Was sehr mühsam und sperrig beginnt, entwickelt sich zu einem unglaublichen, kraftvollen, enorm schmerzhaften, bewundernswerten, radikalen, experimentellen, mutigen Stück Kino. Ein Film des Jahres, der bereits 5 Jahre alt ist und nun immerhin von arte noch einem deutschsprachigen Publikum (das man vermutlich an zwei Händen abzählen hat können) vorgeführt wurde.
Die zweite Regiearbeit der jungen Maiwenn ist eine Geschichte von Kindesmisshandlung, umgesetzt in einen Film in einem Film. Die Filmemacherin spielt Violette, eine junge Frau, die ihr Kindheitstrauma bekämpfen will, indem sie einen schonungslosen Film über ihre Familie dreht, vor allem über ihren Vater, der sie einst geschlagen hat…

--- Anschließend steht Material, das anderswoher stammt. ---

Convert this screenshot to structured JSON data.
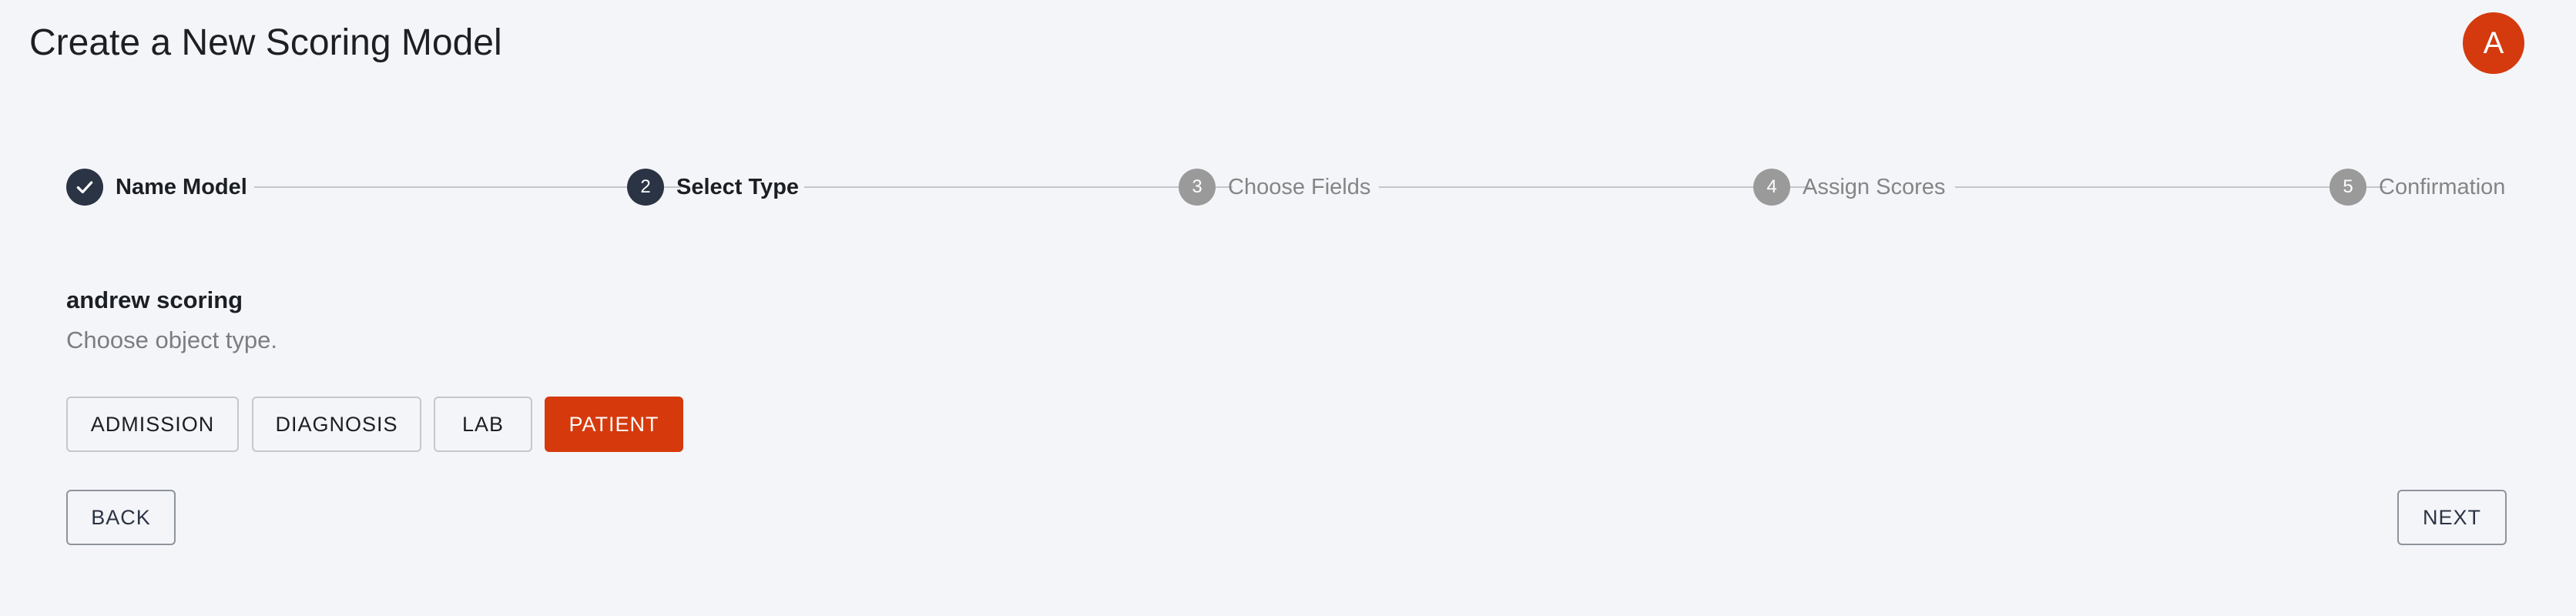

Die forsche junge Dame bewaffnet sich also mit einer Kamera, um durch diesen, eigenen Film vielleicht endlich Erlösung – oder einfach eine Entschuldigung zu finden. In einer witzigen Szene geht sie in ein Fachgeschäft und sagt, sie wolle einen Film fürs Kino machen, worauf der Verkäufer Top-Geräte empfiehlt, vor allem für ruhige Bilder. Die braucht und will Violette aber für ihren Film nicht – genauso wenig wie Maiwenn für ihren. Was sich hier vielleicht etwas gekünstelt anhört, ist meisterlich umgesetzt, was diesen Film aber neben allen Metaebenen-Experimenten (inklusive Kindheits-„Videointerview“-Aufnahmen von Maiwenn!) und dem enormen psychologischen Tiefgang so ins Innere bohren lässt, sind die unglaublich intensiv gespielten Szenen, in denen Violette bzw. Maiwenn die Familie mit ihren Schmerzen konfrontiert; das lässt selbst einen so beklemmenden Film wie
Michael im losen Vergleich harmlos wirken.
Verzeiht mir ist der schmerzvolle Schrei einer verwundeten Seele und die Bebilderung eines bitteren Kampfes um Seelenfrieden; darüber hinaus ist es der Beweis, dass radikales Kino mitunter immer mehr unter Ausschluß der Öffentlichkeit stattfindet; sicher muß man auch konstatieren, dass solch intensive Szenen derart experimentell serviert schon generell nicht viele ansprechen. Auch im Film (im Film) wird übrigens einmal eine Diskussion um die breite Masse geführt: doch außerhalb Frankreichs wird dieses herausragend schonungslose Werk leider kaum jemand gesehen haben.